In 2021, in response to questions from MPs as to why the NML agreed to ship virus samples to the Wuhan lab, NML management said the shipment followed all proper protocols and was in response to a letter from the Chinese lab indicating that they were to be used for understanding their pathophysiology—the nature of infection—and the development of antivirals.
The National Microbiology Laboratory in Winnipeg in a file photo. (The Canadian Press/John Woods)
The National Microbiology Laboratory in Winnipeg in a file photo. (The Canadian Press/John Woods)

“Prior to the transfer, one of the essential aspects of the transfer process is receiving a letter from the receiving institute with respect to their intent,” Dr. Guillaume Poliquin, then the NML’s acting vice-president, told MPs at a parliamentary committee meeting on March 20, 2021.

Conservative MP John Williamson questioned why the NML management was trusting of the claims made in the Wuhan lab’s request document.

“You’re taking a request from a nation that has a history of theft and lies, and accepting that because it’s what the law in this country says, that this is sufficient, at a time when our national security institutes are warning academia in general to be very careful,” Mr. Williamson said.

Dr. Poliquin defended the NML’s processes.

“There is an extensive approach that is undertaken prior to the transfer of materials, and the Wuhan Institute of Virology is an organization dedicated to public health,” he said.

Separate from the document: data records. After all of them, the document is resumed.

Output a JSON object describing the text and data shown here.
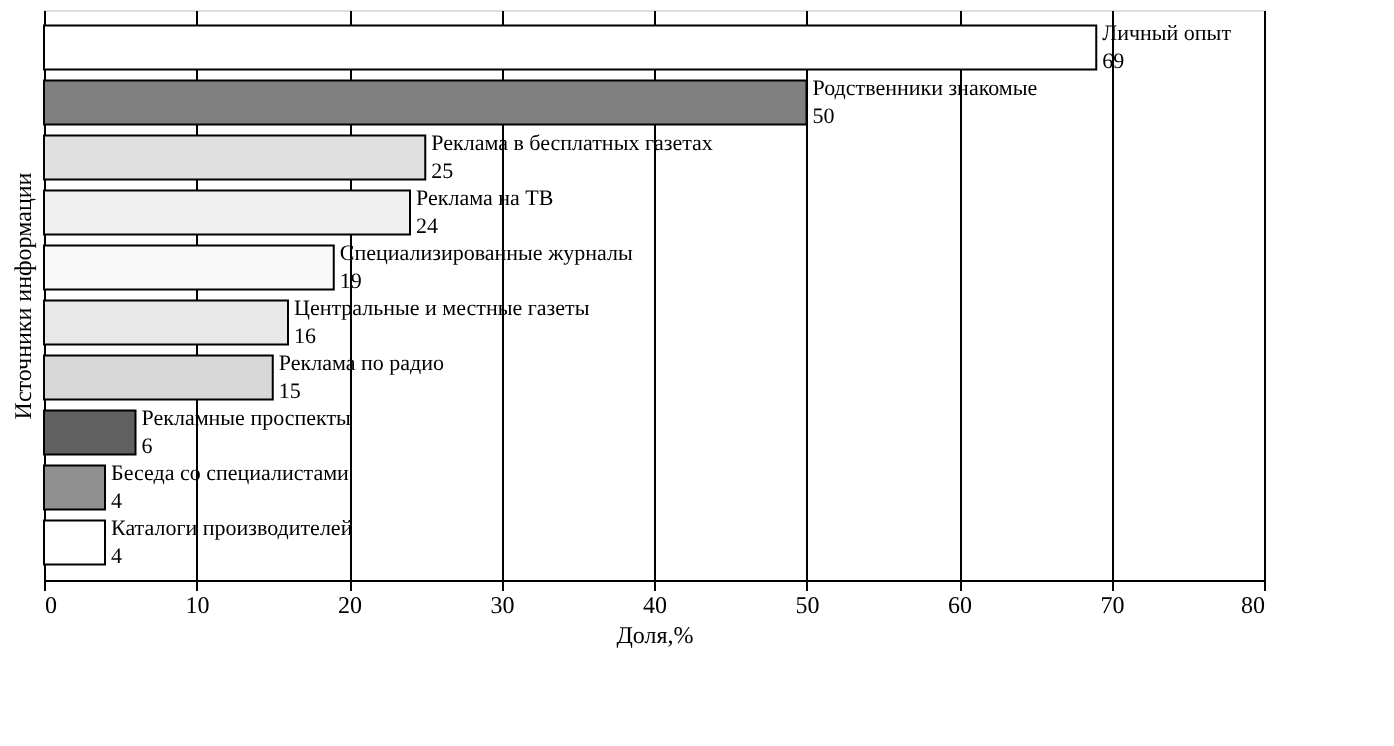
{
  "chart_data": {
    "type": "bar",
    "orientation": "horizontal",
    "xlabel": "Доля,%",
    "ylabel": "Источники информации",
    "categories": [
      "Личный опыт",
      "Родственники знакомые",
      "Реклама в бесплатных газетах",
      "Реклама на ТВ",
      "Специализированные журналы",
      "Центральные и местные газеты",
      "Реклама по радио",
      "Рекламные проспекты",
      "Беседа со специалистами",
      "Каталоги производителей"
    ],
    "values": [
      69,
      50,
      25,
      24,
      19,
      16,
      15,
      6,
      4,
      4
    ],
    "colors": [
      "#ffffff",
      "#808080",
      "#e0e0e0",
      "#f0f0f0",
      "#f8f8f8",
      "#e8e8e8",
      "#d8d8d8",
      "#606060",
      "#909090",
      "#ffffff"
    ],
    "xlim": [
      0,
      80
    ],
    "xticks": [
      0,
      10,
      20,
      30,
      40,
      50,
      60,
      70,
      80
    ],
    "grid": "x",
    "data_labels": true,
    "tick_labels": "x"
  }
}
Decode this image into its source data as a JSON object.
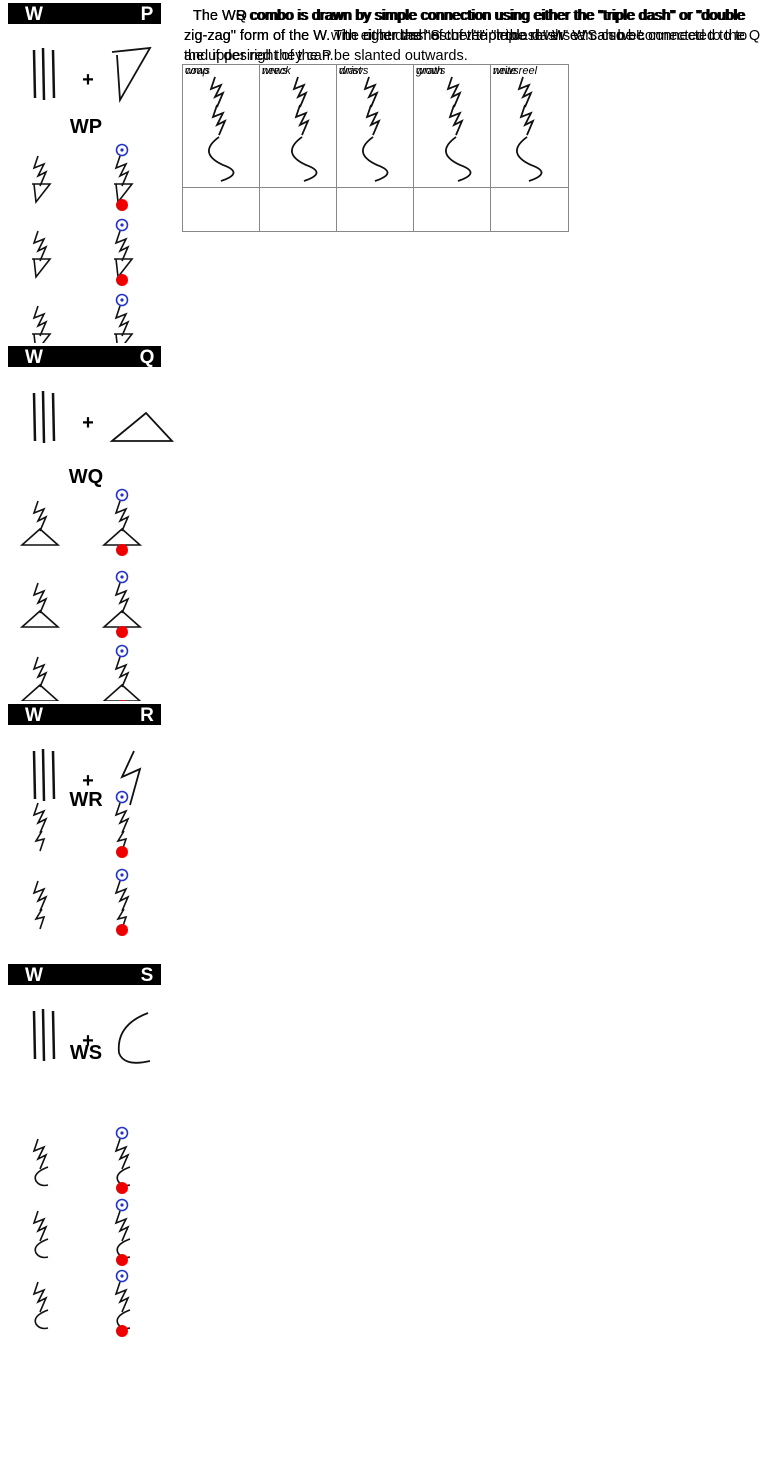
{
  "rows": [
    {
      "left_letter": "W",
      "right_letter": "P",
      "plus": "+",
      "combo": "WP",
      "description": "The WP combo is drawn by simple connection using either the \"triple dash\" or \"double zig-zag\" form of the W. The right dash of the \"triple dash\" W can also be connected to to the upper right of the P.",
      "examples": []
    },
    {
      "left_letter": "W",
      "right_letter": "Q",
      "plus": "+",
      "combo": "WQ",
      "description": "The WQ combo is drawn by simple connection using either the \"triple dash\" or \"double zig-zag\" form of the W. The outer dashes of the \"triple dash\" W can be connected to the Q and if desired they can be slanted outwards.",
      "examples": []
    },
    {
      "left_letter": "W",
      "right_letter": "R",
      "plus": "+",
      "combo": "WR",
      "description": "The WR combo is drawn by simple connection using either the \"triple dash\" or \"double zig-zag\" form of the W.",
      "examples": [
        "wrap",
        "wreck",
        "wrist",
        "wrath",
        "write"
      ]
    },
    {
      "left_letter": "W",
      "right_letter": "S",
      "plus": "+",
      "combo": "WS",
      "description": "The WS combo is drawn by simple connection using either the \"triple dash\" or \"double zig-zag\" form of the W with either the \"S curve\" or the reverse \"S curve\".",
      "examples": [
        "cows",
        "news",
        "draws",
        "grows",
        "newsreel"
      ]
    }
  ]
}
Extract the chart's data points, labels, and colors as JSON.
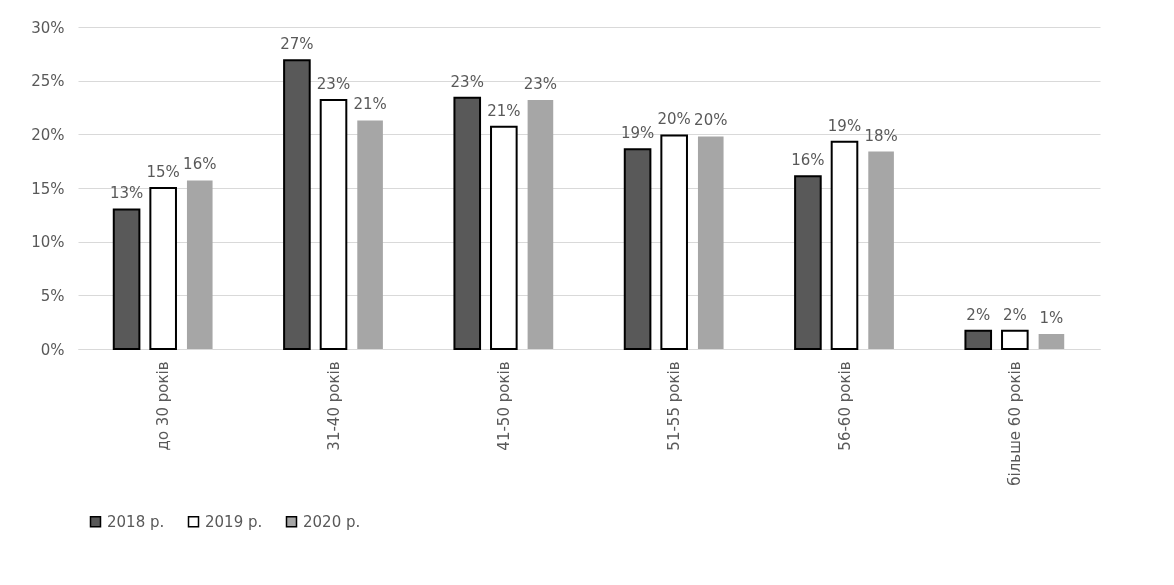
{
  "chart_data": {
    "type": "bar",
    "categories": [
      "до 30 років",
      "31-40 років",
      "41-50 років",
      "51-55 років",
      "56-60 років",
      "більше 60 років"
    ],
    "series": [
      {
        "name": "2018 р.",
        "color": "#595959",
        "values": [
          13.0,
          26.9,
          23.4,
          18.6,
          16.1,
          1.7
        ],
        "value_labels": [
          "13%",
          "27%",
          "23%",
          "19%",
          "16%",
          "2%"
        ]
      },
      {
        "name": "2019 р.",
        "color": "#ffffff",
        "values": [
          15.0,
          23.2,
          20.7,
          19.9,
          19.3,
          1.7
        ],
        "value_labels": [
          "15%",
          "23%",
          "21%",
          "20%",
          "19%",
          "2%"
        ]
      },
      {
        "name": "2020 р.",
        "color": "#a6a6a6",
        "values": [
          15.7,
          21.3,
          23.2,
          19.8,
          18.4,
          1.4
        ],
        "value_labels": [
          "16%",
          "21%",
          "23%",
          "20%",
          "18%",
          "1%"
        ]
      }
    ],
    "ylim": [
      0,
      30
    ],
    "yticks": [
      {
        "value": 0,
        "label": "0%"
      },
      {
        "value": 5,
        "label": "5%"
      },
      {
        "value": 10,
        "label": "10%"
      },
      {
        "value": 15,
        "label": "15%"
      },
      {
        "value": 20,
        "label": "20%"
      },
      {
        "value": 25,
        "label": "25%"
      },
      {
        "value": 30,
        "label": "30%"
      }
    ],
    "grid": "y",
    "legend": "bottom"
  }
}
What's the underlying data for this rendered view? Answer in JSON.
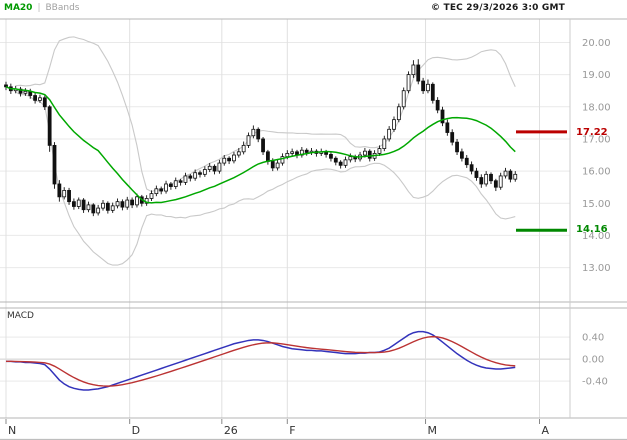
{
  "header": {
    "legend_ma20": "MA20",
    "legend_separator": "|",
    "legend_bbands": "BBands",
    "copyright": "© TEC 29/3/2026 3:0 GMT"
  },
  "indicator_panel": {
    "label": "MACD"
  },
  "levels": {
    "resistance": {
      "value": 17.22,
      "label": "17.22",
      "color": "#bb0000"
    },
    "support": {
      "value": 14.16,
      "label": "14.16",
      "color": "#008800"
    }
  },
  "colors": {
    "ma20": "#00a800",
    "bollinger": "#c9c9c9",
    "candle": "#111111",
    "macd_line": "#3333bb",
    "signal_line": "#bb3333",
    "axis_text": "#999999",
    "month_text": "#333333",
    "grid": "#e9e9e9",
    "border": "#b5b5b5"
  },
  "chart_data": {
    "type": "candlestick",
    "title": "",
    "legend": [
      "MA20",
      "BBands"
    ],
    "price_panel": {
      "ylim": [
        11.93,
        20.73
      ],
      "yticks": [
        20,
        19,
        18,
        17,
        16,
        15,
        14,
        13
      ],
      "overlays": [
        "MA20 = SMA(20) of closes",
        "Bollinger Bands = SMA20 ± 2·stdev(20)"
      ],
      "levels": [
        17.22,
        14.16
      ],
      "candles": [
        [
          18.68,
          18.78,
          18.52,
          18.62
        ],
        [
          18.62,
          18.72,
          18.4,
          18.5
        ],
        [
          18.5,
          18.65,
          18.42,
          18.55
        ],
        [
          18.55,
          18.62,
          18.32,
          18.42
        ],
        [
          18.42,
          18.58,
          18.34,
          18.48
        ],
        [
          18.48,
          18.56,
          18.25,
          18.35
        ],
        [
          18.35,
          18.45,
          18.1,
          18.2
        ],
        [
          18.2,
          18.38,
          18.12,
          18.28
        ],
        [
          18.28,
          18.35,
          17.9,
          18.0
        ],
        [
          18.0,
          18.05,
          16.6,
          16.8
        ],
        [
          16.8,
          16.9,
          15.45,
          15.6
        ],
        [
          15.6,
          15.72,
          15.05,
          15.2
        ],
        [
          15.2,
          15.5,
          15.12,
          15.4
        ],
        [
          15.4,
          15.48,
          14.95,
          15.05
        ],
        [
          15.05,
          15.15,
          14.8,
          14.9
        ],
        [
          14.9,
          15.18,
          14.82,
          15.1
        ],
        [
          15.1,
          15.16,
          14.7,
          14.8
        ],
        [
          14.8,
          15.05,
          14.72,
          14.95
        ],
        [
          14.95,
          15.0,
          14.6,
          14.7
        ],
        [
          14.7,
          14.95,
          14.62,
          14.85
        ],
        [
          14.85,
          15.1,
          14.77,
          15.0
        ],
        [
          15.0,
          15.06,
          14.68,
          14.78
        ],
        [
          14.78,
          15.02,
          14.7,
          14.92
        ],
        [
          14.92,
          15.15,
          14.84,
          15.05
        ],
        [
          15.05,
          15.12,
          14.78,
          14.88
        ],
        [
          14.88,
          15.2,
          14.8,
          15.1
        ],
        [
          15.1,
          15.18,
          14.85,
          14.95
        ],
        [
          14.95,
          15.3,
          14.87,
          15.2
        ],
        [
          15.2,
          15.26,
          14.9,
          15.0
        ],
        [
          15.0,
          15.25,
          14.92,
          15.15
        ],
        [
          15.15,
          15.4,
          15.07,
          15.3
        ],
        [
          15.3,
          15.55,
          15.22,
          15.45
        ],
        [
          15.45,
          15.52,
          15.28,
          15.38
        ],
        [
          15.38,
          15.7,
          15.3,
          15.6
        ],
        [
          15.6,
          15.66,
          15.42,
          15.52
        ],
        [
          15.52,
          15.8,
          15.44,
          15.7
        ],
        [
          15.7,
          15.76,
          15.55,
          15.65
        ],
        [
          15.65,
          15.95,
          15.57,
          15.85
        ],
        [
          15.85,
          15.91,
          15.68,
          15.78
        ],
        [
          15.78,
          16.05,
          15.7,
          15.95
        ],
        [
          15.95,
          16.02,
          15.8,
          15.9
        ],
        [
          15.9,
          16.15,
          15.82,
          16.05
        ],
        [
          16.05,
          16.25,
          15.97,
          16.15
        ],
        [
          16.15,
          16.21,
          15.9,
          16.0
        ],
        [
          16.0,
          16.35,
          15.92,
          16.25
        ],
        [
          16.25,
          16.5,
          16.17,
          16.4
        ],
        [
          16.4,
          16.46,
          16.22,
          16.32
        ],
        [
          16.32,
          16.6,
          16.24,
          16.5
        ],
        [
          16.5,
          16.72,
          16.42,
          16.6
        ],
        [
          16.6,
          16.92,
          16.52,
          16.8
        ],
        [
          16.8,
          17.2,
          16.72,
          17.1
        ],
        [
          17.1,
          17.42,
          17.02,
          17.3
        ],
        [
          17.3,
          17.36,
          16.9,
          17.0
        ],
        [
          17.0,
          17.06,
          16.5,
          16.6
        ],
        [
          16.6,
          16.66,
          16.2,
          16.3
        ],
        [
          16.3,
          16.4,
          16.0,
          16.1
        ],
        [
          16.1,
          16.35,
          16.02,
          16.25
        ],
        [
          16.25,
          16.55,
          16.17,
          16.45
        ],
        [
          16.45,
          16.65,
          16.37,
          16.55
        ],
        [
          16.55,
          16.7,
          16.47,
          16.6
        ],
        [
          16.6,
          16.66,
          16.4,
          16.5
        ],
        [
          16.5,
          16.75,
          16.42,
          16.65
        ],
        [
          16.65,
          16.71,
          16.48,
          16.58
        ],
        [
          16.58,
          16.72,
          16.5,
          16.62
        ],
        [
          16.62,
          16.68,
          16.45,
          16.55
        ],
        [
          16.55,
          16.7,
          16.47,
          16.6
        ],
        [
          16.6,
          16.66,
          16.42,
          16.52
        ],
        [
          16.52,
          16.58,
          16.3,
          16.4
        ],
        [
          16.4,
          16.46,
          16.18,
          16.28
        ],
        [
          16.28,
          16.34,
          16.08,
          16.18
        ],
        [
          16.18,
          16.45,
          16.1,
          16.35
        ],
        [
          16.35,
          16.55,
          16.27,
          16.45
        ],
        [
          16.45,
          16.51,
          16.28,
          16.38
        ],
        [
          16.38,
          16.6,
          16.3,
          16.5
        ],
        [
          16.5,
          16.72,
          16.42,
          16.62
        ],
        [
          16.62,
          16.68,
          16.3,
          16.4
        ],
        [
          16.4,
          16.65,
          16.32,
          16.55
        ],
        [
          16.55,
          16.8,
          16.47,
          16.7
        ],
        [
          16.7,
          17.1,
          16.62,
          17.0
        ],
        [
          17.0,
          17.4,
          16.92,
          17.3
        ],
        [
          17.3,
          17.7,
          17.22,
          17.6
        ],
        [
          17.6,
          18.1,
          17.52,
          18.0
        ],
        [
          18.0,
          18.6,
          17.92,
          18.5
        ],
        [
          18.5,
          19.1,
          18.42,
          19.0
        ],
        [
          19.0,
          19.45,
          18.9,
          19.3
        ],
        [
          19.3,
          19.48,
          18.7,
          18.8
        ],
        [
          18.8,
          18.9,
          18.4,
          18.5
        ],
        [
          18.5,
          18.85,
          18.42,
          18.7
        ],
        [
          18.7,
          18.76,
          18.1,
          18.2
        ],
        [
          18.2,
          18.3,
          17.8,
          17.9
        ],
        [
          17.9,
          18.0,
          17.4,
          17.5
        ],
        [
          17.5,
          17.6,
          17.1,
          17.2
        ],
        [
          17.2,
          17.3,
          16.8,
          16.9
        ],
        [
          16.9,
          17.0,
          16.5,
          16.6
        ],
        [
          16.6,
          16.7,
          16.3,
          16.4
        ],
        [
          16.4,
          16.5,
          16.1,
          16.2
        ],
        [
          16.2,
          16.3,
          15.9,
          16.0
        ],
        [
          16.0,
          16.1,
          15.7,
          15.8
        ],
        [
          15.8,
          15.9,
          15.48,
          15.6
        ],
        [
          15.6,
          16.0,
          15.52,
          15.9
        ],
        [
          15.9,
          15.96,
          15.6,
          15.7
        ],
        [
          15.7,
          15.76,
          15.38,
          15.5
        ],
        [
          15.5,
          15.95,
          15.42,
          15.85
        ],
        [
          15.85,
          16.1,
          15.77,
          16.0
        ],
        [
          16.0,
          16.06,
          15.65,
          15.75
        ],
        [
          15.75,
          16.0,
          15.67,
          15.9
        ]
      ]
    },
    "macd_panel": {
      "ylim": [
        -1.07,
        0.93
      ],
      "yticks": [
        0.4,
        0.0,
        -0.4
      ],
      "signal_derivation": "EMA9 of macd",
      "macd": [
        -0.04,
        -0.04,
        -0.05,
        -0.05,
        -0.06,
        -0.06,
        -0.07,
        -0.08,
        -0.1,
        -0.18,
        -0.28,
        -0.38,
        -0.45,
        -0.5,
        -0.53,
        -0.55,
        -0.56,
        -0.56,
        -0.55,
        -0.54,
        -0.52,
        -0.5,
        -0.47,
        -0.44,
        -0.41,
        -0.38,
        -0.35,
        -0.32,
        -0.29,
        -0.26,
        -0.23,
        -0.2,
        -0.17,
        -0.14,
        -0.11,
        -0.08,
        -0.05,
        -0.02,
        0.01,
        0.04,
        0.07,
        0.1,
        0.13,
        0.16,
        0.19,
        0.22,
        0.25,
        0.28,
        0.3,
        0.32,
        0.34,
        0.35,
        0.35,
        0.34,
        0.32,
        0.29,
        0.26,
        0.23,
        0.21,
        0.19,
        0.18,
        0.17,
        0.16,
        0.16,
        0.15,
        0.15,
        0.14,
        0.13,
        0.12,
        0.11,
        0.1,
        0.1,
        0.1,
        0.11,
        0.11,
        0.12,
        0.12,
        0.13,
        0.16,
        0.2,
        0.26,
        0.32,
        0.38,
        0.44,
        0.48,
        0.5,
        0.5,
        0.48,
        0.44,
        0.38,
        0.31,
        0.24,
        0.17,
        0.1,
        0.04,
        -0.02,
        -0.07,
        -0.11,
        -0.14,
        -0.16,
        -0.17,
        -0.18,
        -0.18,
        -0.17,
        -0.16,
        -0.15
      ]
    },
    "x_axis": {
      "ticks": [
        {
          "label": "N",
          "day": 0
        },
        {
          "label": "D",
          "day": 25.5
        },
        {
          "label": "26",
          "day": 44.5
        },
        {
          "label": "F",
          "day": 58
        },
        {
          "label": "M",
          "day": 86.5
        },
        {
          "label": "A",
          "day": 110
        }
      ]
    }
  }
}
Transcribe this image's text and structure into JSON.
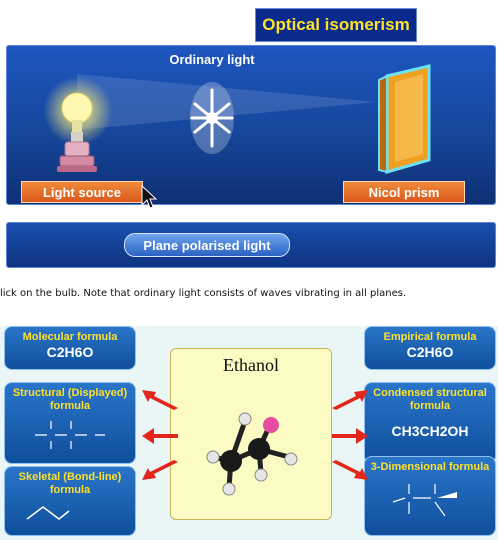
{
  "sim": {
    "title": "Optical isomerism",
    "ordinary_label": "Ordinary light",
    "light_source_btn": "Light source",
    "nicol_prism_btn": "Nicol prism",
    "plane_polarised_btn": "Plane polarised light"
  },
  "instruction": "lick on the bulb. Note that ordinary light consists of waves vibrating in all planes.",
  "ethanol": {
    "center_title": "Ethanol",
    "molecular": {
      "title": "Molecular formula",
      "value": "C2H6O"
    },
    "structural": {
      "title": "Structural (Displayed) formula"
    },
    "skeletal": {
      "title": "Skeletal (Bond-line) formula"
    },
    "empirical": {
      "title": "Empirical formula",
      "value": "C2H6O"
    },
    "condensed": {
      "title": "Condensed structural formula",
      "value": "CH3CH2OH"
    },
    "threed": {
      "title": "3-Dimensional formula"
    }
  },
  "colors": {
    "accent_yellow": "#ffe12a",
    "stage_blue": "#17489f",
    "button_orange": "#e46a24",
    "card_blue": "#1a63b5",
    "arrow_red": "#e2261c"
  }
}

The Epoch Times asked the Public Health Agency of Canada (PHAC), which is in charge of the NML, about the claim that the Wuhan lab is dedicated to public health, despite having received a CSIS “secret” document—contained in the declassified package—about the lab’s extensive Chinese military ties some 10 months before the committee meeting.

Without responding to the question directly, PHAC said GOF activities have stringent regulations and cited its own rules for any such research.

“Any project that is identified as having the potential for gain-of-function is referred to the Institutional Biosafety Committee. These projects are then subject to additional review and scrutiny, and they only proceed once all risks are properly mitigated,” a spokesperson said.

Health Minister Mark Holland, who oversees the PHAC, said at a Feb. 28 press conference that the “lack of adherence to security protocols” at the NML is unacceptable, but added that there was not as much awareness in 2019 on the extent to which China is willing to go to “influence science and obtain information.”

The Conservatives meanwhile are criticizing the Liberal government for allowing a person who is “a very serious and credible danger” to access the high-security lab.

“This is a massive national security failure by Justin Trudeau and his Liberal government, which he fought tooth and nail to cover up, including defying four parliamentary orders and taking the House of Commons Speaker to court,” Conservative Leader Pierre Poilievre said in a Feb. 28 statement making references to the Liberal government’s refusal to provide the documents related to the firing of the two scientists.

Amid demands by the House of Commons for the release of the documents, the government took the Speaker of the House of Commons to court in 2021 to avoid the order. The court case was dropped after Parliament was dissolved when an election was called later that year.

Following the 2021 election, the Liberal government initially proposed to release the documents to MPs from different parties on the National Security and Intelligence Committee of Parliamentarians. However, this was opposed by the Conservatives, who said that this special committee reports to the prime minister rather than to the parliamentarians.

The Liberals subsequently formed an ad hoc committee of MPs from different parties to review the documents before public disclosure.

Earlier this week, on March 4, the Liberals and the NDP defeated a Conservative Party motion to launch a parliamentary committee study of the documents.
Andrew Chen contributed to this report.